Hüküm süresi içinde davalı avukatı ile ihbar olunanlardan ….. tarafından temyiz edilmiş olmakla, dava dosyası için Tetkik Hakimi tarafından düzenlenen rapor dinlendikten sonra dosya incelendi, gereği konuşulup düşünüldü:
KARAR :
A- ) Davacı isteminin özeti:
Davacı vekili, davacının emeklilik nedeni ile işten ayrıldığını, 2009 yılına dek 24 saat nöbet tutup 1 gün nöbet izni kullandığını, nöbet olmadığı günlerde normal çalışmasına devam ettiğini, son 2 yılda ise 24 saat nöbet tutup 2 gün nöbet izni kullandığını, ayda ortalama 7 kez nöbet tuttuğunu, resmi ve dini tatillerin nöbete denk gelen günlerinde çalıştığını, bir kısım işçilik alacaklarının ödenmediğini ileri sürerek kıdem tazminatı, fazla mesai ücreti, hafta tatili ücreti, ulusal bayram genel tatil ücreti alacaklarını istemiştir.
B- )Davalı cevabının özeti:
Davalı Bakanlık vekili, müvekkiline husumet yöneltilemeyeceğini, taleplerin zamanaşımına uğradığını, davacının çalışma koşullarına dair beyanların gerçek dışı olduğunu, iddia ve taleplerin yersiz olduğunu savunarak davanın reddini istemiştir.

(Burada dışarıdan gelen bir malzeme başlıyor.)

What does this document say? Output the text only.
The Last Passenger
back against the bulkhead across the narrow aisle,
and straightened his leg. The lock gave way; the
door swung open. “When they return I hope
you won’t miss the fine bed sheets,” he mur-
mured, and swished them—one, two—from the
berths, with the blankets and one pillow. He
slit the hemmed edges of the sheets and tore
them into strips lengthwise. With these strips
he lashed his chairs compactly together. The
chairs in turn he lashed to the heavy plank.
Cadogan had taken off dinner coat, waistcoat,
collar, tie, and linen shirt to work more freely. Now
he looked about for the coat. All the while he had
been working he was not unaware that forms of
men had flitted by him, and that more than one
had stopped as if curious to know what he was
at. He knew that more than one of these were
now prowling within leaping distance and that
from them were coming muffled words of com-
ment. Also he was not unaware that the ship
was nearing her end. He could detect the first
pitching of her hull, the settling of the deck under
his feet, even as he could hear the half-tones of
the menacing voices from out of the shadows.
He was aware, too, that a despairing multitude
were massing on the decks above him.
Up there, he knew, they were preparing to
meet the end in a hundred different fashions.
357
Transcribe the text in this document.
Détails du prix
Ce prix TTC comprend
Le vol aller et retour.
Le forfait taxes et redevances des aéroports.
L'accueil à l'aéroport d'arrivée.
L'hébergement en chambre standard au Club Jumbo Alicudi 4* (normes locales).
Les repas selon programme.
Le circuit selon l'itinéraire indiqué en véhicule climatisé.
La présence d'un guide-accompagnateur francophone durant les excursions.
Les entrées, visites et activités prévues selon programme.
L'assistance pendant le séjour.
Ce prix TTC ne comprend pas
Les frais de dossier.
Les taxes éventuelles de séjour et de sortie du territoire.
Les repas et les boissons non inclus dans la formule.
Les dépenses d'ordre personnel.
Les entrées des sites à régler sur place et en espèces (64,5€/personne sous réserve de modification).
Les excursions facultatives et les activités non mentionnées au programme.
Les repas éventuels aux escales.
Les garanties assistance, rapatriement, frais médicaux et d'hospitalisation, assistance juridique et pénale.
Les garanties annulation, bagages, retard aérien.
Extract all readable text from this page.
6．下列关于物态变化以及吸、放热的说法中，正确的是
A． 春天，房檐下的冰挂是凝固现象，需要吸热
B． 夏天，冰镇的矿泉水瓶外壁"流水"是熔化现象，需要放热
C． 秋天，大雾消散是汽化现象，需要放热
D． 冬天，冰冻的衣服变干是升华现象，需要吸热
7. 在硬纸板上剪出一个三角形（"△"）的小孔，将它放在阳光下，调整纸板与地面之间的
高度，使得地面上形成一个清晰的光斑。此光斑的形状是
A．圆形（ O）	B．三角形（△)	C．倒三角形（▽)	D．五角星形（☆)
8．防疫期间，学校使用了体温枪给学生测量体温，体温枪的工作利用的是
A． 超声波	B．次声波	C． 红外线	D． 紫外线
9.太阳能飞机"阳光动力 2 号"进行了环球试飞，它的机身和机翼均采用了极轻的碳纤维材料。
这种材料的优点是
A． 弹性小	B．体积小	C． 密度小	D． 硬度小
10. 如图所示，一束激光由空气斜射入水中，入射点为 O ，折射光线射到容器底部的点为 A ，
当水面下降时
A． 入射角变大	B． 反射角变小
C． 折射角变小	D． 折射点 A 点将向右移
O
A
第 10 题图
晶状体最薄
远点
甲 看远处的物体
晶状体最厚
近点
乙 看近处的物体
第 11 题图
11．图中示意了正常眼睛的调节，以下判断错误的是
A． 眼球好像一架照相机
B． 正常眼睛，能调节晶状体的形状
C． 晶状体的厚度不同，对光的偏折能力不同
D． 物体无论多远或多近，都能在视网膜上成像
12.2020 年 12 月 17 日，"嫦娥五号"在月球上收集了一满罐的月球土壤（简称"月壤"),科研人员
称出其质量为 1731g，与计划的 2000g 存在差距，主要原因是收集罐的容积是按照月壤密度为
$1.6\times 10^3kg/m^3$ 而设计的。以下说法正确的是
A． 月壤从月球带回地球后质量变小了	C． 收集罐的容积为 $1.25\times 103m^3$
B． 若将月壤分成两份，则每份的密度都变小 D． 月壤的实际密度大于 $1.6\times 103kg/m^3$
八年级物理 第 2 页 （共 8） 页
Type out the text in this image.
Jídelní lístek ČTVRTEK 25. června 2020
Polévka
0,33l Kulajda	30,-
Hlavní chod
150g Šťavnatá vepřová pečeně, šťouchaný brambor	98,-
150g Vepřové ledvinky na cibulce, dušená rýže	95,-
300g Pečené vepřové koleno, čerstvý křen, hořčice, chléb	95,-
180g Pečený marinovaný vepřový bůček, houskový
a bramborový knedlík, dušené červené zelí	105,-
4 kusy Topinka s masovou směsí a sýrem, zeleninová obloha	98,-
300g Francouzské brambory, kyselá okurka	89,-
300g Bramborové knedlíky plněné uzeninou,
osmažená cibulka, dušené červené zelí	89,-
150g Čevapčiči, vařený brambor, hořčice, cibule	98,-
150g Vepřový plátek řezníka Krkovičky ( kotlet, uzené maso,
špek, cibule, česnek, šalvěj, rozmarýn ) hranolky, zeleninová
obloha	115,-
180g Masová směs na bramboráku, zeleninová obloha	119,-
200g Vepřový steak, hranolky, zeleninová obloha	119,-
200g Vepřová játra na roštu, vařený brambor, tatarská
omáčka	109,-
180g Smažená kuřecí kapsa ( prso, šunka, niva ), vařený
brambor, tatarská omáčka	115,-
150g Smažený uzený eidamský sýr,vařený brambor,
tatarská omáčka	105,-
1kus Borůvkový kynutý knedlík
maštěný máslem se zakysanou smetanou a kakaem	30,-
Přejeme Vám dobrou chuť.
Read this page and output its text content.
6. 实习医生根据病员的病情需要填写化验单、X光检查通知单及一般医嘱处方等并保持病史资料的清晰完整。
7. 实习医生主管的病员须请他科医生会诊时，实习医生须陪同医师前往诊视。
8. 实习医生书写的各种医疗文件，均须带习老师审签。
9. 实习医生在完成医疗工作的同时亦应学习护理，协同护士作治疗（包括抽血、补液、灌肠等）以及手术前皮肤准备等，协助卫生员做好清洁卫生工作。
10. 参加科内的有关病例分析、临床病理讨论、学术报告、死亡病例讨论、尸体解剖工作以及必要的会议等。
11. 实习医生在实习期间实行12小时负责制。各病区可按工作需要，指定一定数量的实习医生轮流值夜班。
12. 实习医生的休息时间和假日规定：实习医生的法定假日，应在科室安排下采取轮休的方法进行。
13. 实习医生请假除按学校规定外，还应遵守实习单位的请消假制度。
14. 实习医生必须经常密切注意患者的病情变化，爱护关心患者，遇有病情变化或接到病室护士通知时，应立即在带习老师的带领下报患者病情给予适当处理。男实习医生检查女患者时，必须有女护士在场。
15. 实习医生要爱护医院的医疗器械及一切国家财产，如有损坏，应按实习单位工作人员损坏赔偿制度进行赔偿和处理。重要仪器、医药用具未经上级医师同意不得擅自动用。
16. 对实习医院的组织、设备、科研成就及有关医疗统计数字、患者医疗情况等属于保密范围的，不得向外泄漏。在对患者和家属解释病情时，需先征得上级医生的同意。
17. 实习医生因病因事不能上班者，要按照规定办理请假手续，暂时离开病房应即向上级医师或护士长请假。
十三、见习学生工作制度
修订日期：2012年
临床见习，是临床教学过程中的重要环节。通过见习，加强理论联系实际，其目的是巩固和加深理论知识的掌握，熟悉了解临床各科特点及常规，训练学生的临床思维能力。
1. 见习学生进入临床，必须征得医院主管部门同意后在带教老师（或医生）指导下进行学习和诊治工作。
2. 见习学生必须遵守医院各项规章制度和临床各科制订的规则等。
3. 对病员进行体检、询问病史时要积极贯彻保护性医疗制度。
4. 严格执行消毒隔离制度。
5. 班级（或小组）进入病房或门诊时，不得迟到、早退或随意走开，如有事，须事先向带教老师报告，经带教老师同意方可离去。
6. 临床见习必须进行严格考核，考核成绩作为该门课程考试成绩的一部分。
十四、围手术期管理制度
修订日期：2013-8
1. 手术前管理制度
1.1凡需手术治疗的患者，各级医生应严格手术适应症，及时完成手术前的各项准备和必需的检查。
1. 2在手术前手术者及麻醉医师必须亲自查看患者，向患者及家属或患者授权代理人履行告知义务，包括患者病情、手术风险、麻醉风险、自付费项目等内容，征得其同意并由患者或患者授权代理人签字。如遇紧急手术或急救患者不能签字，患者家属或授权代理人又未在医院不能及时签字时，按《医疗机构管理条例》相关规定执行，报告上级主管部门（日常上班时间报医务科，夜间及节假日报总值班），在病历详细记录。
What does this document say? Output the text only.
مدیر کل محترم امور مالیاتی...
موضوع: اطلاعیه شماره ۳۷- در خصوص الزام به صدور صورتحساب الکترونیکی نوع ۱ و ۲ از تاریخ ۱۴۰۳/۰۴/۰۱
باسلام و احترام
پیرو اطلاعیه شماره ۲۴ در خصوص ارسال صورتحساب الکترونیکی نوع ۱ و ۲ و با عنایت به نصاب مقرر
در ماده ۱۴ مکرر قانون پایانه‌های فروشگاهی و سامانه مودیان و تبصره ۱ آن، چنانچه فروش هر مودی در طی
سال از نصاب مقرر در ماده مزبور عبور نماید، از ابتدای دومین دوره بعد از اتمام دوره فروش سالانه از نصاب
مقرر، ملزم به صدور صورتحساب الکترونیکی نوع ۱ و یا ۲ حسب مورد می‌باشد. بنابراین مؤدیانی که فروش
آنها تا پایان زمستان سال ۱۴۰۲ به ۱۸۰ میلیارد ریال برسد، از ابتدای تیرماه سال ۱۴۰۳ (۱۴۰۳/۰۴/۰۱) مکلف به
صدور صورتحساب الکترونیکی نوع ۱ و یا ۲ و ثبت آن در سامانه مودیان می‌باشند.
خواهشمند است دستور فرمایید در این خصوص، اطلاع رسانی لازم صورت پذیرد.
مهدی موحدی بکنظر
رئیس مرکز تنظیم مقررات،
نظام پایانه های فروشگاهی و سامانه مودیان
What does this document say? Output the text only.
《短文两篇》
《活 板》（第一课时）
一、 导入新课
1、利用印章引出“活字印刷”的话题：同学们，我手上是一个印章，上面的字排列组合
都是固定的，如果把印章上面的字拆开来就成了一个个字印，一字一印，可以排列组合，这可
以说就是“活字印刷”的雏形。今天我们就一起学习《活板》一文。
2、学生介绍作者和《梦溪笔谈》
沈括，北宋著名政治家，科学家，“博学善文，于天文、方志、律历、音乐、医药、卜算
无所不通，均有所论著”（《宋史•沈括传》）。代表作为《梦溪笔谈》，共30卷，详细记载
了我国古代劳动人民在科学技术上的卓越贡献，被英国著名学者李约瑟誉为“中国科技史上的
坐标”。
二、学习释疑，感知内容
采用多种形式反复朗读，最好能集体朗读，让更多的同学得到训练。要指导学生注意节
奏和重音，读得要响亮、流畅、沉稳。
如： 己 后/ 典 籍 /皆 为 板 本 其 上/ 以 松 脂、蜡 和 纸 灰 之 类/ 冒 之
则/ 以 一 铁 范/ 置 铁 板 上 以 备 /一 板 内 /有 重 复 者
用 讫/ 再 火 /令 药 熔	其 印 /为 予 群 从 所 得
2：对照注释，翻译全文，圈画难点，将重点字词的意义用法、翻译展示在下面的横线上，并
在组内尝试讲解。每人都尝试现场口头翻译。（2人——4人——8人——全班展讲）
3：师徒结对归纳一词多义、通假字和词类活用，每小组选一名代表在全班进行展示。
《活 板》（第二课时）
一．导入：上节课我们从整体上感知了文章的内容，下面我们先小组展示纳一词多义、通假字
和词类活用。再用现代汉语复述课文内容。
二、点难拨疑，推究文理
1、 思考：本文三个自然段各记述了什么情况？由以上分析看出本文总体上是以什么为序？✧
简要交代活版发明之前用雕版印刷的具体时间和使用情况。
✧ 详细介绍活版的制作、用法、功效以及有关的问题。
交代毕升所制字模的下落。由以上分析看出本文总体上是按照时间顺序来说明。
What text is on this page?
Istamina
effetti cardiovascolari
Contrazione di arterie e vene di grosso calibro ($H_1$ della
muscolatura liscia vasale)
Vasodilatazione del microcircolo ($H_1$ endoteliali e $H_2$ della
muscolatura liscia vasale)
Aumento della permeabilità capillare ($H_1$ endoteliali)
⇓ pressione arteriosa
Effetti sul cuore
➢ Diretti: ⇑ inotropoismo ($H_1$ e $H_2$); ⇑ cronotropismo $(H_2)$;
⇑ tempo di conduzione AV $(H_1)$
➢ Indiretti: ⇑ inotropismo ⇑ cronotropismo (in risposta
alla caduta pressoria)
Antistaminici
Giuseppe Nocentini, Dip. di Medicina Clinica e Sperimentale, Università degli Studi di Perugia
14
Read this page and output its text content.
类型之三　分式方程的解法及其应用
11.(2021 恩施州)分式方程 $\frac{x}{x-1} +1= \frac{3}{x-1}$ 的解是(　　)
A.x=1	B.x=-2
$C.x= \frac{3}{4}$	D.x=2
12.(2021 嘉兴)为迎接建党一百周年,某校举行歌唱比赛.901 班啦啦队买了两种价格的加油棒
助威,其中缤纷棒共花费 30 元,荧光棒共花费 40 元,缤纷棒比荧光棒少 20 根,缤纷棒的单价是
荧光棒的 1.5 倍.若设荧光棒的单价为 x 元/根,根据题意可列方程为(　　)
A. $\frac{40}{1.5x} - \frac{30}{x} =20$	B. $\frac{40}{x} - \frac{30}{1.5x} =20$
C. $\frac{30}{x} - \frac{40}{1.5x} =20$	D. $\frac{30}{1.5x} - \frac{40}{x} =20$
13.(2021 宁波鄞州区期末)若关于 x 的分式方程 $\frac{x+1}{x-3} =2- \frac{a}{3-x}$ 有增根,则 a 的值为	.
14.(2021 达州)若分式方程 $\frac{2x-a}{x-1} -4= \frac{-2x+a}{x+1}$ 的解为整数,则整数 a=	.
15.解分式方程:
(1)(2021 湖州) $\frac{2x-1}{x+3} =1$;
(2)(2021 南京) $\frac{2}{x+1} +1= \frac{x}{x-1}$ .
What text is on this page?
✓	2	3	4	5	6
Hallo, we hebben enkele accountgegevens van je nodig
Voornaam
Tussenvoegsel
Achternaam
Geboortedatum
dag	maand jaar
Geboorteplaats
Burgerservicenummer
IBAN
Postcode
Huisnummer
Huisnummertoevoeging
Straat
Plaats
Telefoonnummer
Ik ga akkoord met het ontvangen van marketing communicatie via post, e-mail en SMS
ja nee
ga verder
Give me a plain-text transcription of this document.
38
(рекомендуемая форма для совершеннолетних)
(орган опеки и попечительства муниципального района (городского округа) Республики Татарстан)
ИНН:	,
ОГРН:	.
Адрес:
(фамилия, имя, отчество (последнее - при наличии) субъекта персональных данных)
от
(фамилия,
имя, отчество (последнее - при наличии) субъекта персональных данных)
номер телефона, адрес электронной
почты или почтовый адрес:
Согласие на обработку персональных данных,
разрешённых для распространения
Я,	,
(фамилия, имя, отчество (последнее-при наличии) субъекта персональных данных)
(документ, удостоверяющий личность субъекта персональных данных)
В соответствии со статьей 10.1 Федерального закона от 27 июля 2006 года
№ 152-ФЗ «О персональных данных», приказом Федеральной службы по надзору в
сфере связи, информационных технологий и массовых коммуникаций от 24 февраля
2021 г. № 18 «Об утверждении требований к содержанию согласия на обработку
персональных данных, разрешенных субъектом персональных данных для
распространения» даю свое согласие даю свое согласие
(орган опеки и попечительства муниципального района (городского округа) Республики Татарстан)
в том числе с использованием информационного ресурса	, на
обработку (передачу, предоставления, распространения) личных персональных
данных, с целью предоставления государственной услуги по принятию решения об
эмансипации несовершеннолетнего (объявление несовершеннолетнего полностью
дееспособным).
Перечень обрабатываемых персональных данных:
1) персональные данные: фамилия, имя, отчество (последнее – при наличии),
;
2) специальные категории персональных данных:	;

C- )Yerel Mahkeme kararının özeti:
Mahkemece, toplanan delillere ve bilirkişi raporuna göre, davacının temizlik işlerini ihale yoluyla alan firmalar nezdinde üst işveren olan …’nde işçi olarak çalıştığı….asıl işveren olduğu, asıl işverenin de diğer ihbar olunan alt işverenlerle işçi alacakları bakımından müteselsil sorumlu olduğu, davacının işe girdiği tarihten 2009 yılına kadar 24 saat nöbet 24 saat izin usulüyle çalıştığı, 2009’dan itibaren ise 24 saat nöbet 2 gün izin usulü ile çalıştığı, resmi ve dini tatillerde nöbet denk gelmesi halinde bu sürelerde de çalıştığı, ancak bu dönemlere ait fazla çalışmalarının karşılığının ödenmediği, davacının 29/02/2012 tarihinde emekli olmak üzere dilekçe vererek şirketteki görevinden ayrıldığı, sonrasında talebine rağmen kıdem tazminatı alamadığı, 1475 Sayılı İş Kanunu’nun 14/5. maddesine göre davacının yaşlılık aylığı alabilmek için işten ayrılması halinde kıdem tazminatına hak kazanacağı, yine davacı nöbet sonrası izin kullandığından hafta tatili ücreti talebinin yerinde olmadığı, tanık beyanlarından anlaşıldığı üzere davacının nöbet denk gelmesi halinde ulusal bayram genel tatil günleri çalıştığı sabit olup ulusal bayram genel tatil alacağına yönelik talebinin yerinde olduğu ayrıca dava belirsiz alacak davası niteliğinde olduğundan davanın ikamesi ile 5 yıllık zamanaşımı süresi durduğundan davalının ıslaha karşı zamanaşımı def’inin yerinde görülmediği, hüküm kurmaya ve denetime elverişli bulunan hesap uzmanı bilirkişisi raporu doğrultusunda davanın kabulü gerektiği gerekçesi ile hafta tatili haricindeki taleplerin kabulüne karar verilmiştir.
D- )Temyiz:
Karar süresi içinde ihbar olunan ….vekili tarafından temyiz edilmiştir.
E- )Gerekçe:
1- )Davanın başından beri ….vekili tarafından yürütülmesi karşısında gerekçeli karar başlığında ve hüküm içerisinde davalı olarak Bakanlık yerine hastane isminin yazılması mahallinde düzeltilebilir maddi bir hata kabul edilerek bozma nedeni yapılmamıştır.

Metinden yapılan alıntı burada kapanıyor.